Dôlé est en fait le nom d’un nouveau jeu à gratter qui fait son apparition à Libreville, la capitale du Gabon. Symbole de l’argent facile et par là même d’une certaine déstructuration culturelle, il représente toutefois pour tous les personnages du film, l’espoir d’un avenir meilleur. Si Dôlé, le film, est avant tout -rappelons-le- le portrait ni misérabiliste, ni glorieux de jeunes désœuvrés de l’Afrique contemporaine, il est aussi par conséquent la critique un brin ironique de la mondialisation. En entreprenant de faire le casse du guichet qui récupère les recettes du jeu, les gamins du film vont tout simplement s’affronter, sans le savoir, à cette nouvelle réalité. Celle que le philosophe Serge Latouche nomme « la planète uniforme » (éd.
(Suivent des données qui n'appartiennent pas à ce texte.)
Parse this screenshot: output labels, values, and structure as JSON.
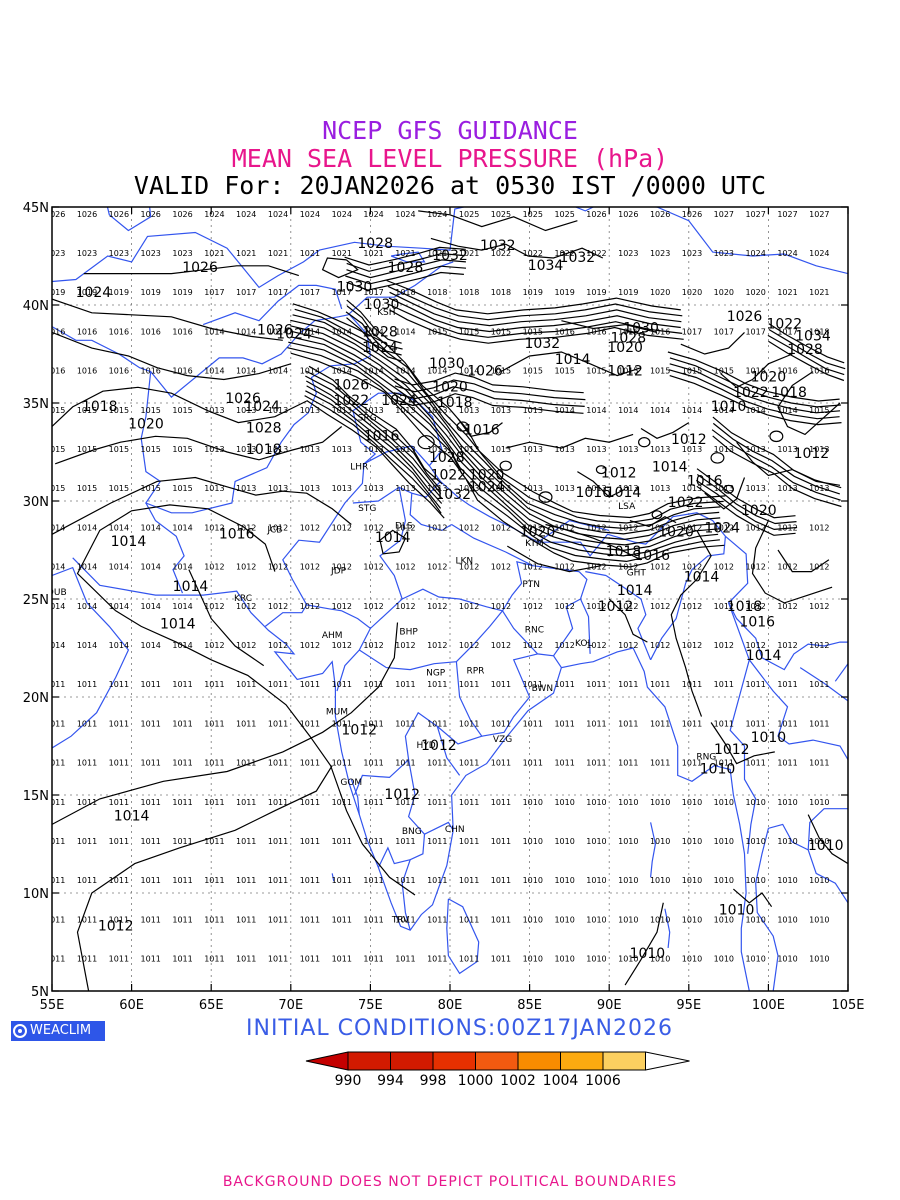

Climats, 2000) et qu’il définit ainsi : « l’occidentalisation est d’abord une gigantesque mise en scène économique mondiale, même si le résultat le plus spectaculaire est l’uniformisation des modes et des modèles plus que l’obtention de véritables moyens de s’y conformer ». Dans la scène où la télévision vient orchestrer un spectacle public en l’honneur du premier gagnant du Dôlé, le réalisateur Imunga Ivanga se met pour une fois à la hauteur de l’enjeu de son sujet mais, hélas, démissionne la plupart du temps. Car sa mise en scène n’embrasse jamais la confrontation entre les hommes et la machine sociale.
C’est pourquoi on peut regretter que Dôlé reste tiraillé entre la volonté évidente d’être un sympathique film pour enfants, ou préadolescents (le film a reçu le prix spécial du jury de Cannes junior 2000), et l’ambition manifeste de séduire les adultes. Pour toutes ces raisons et celles évoquées plus haut, le film s’égare dans trop de directions et l’on finit par ne plus pouvoir discerner ce qui relève de l’hétéroclite ou de la bâtardise. Dommage.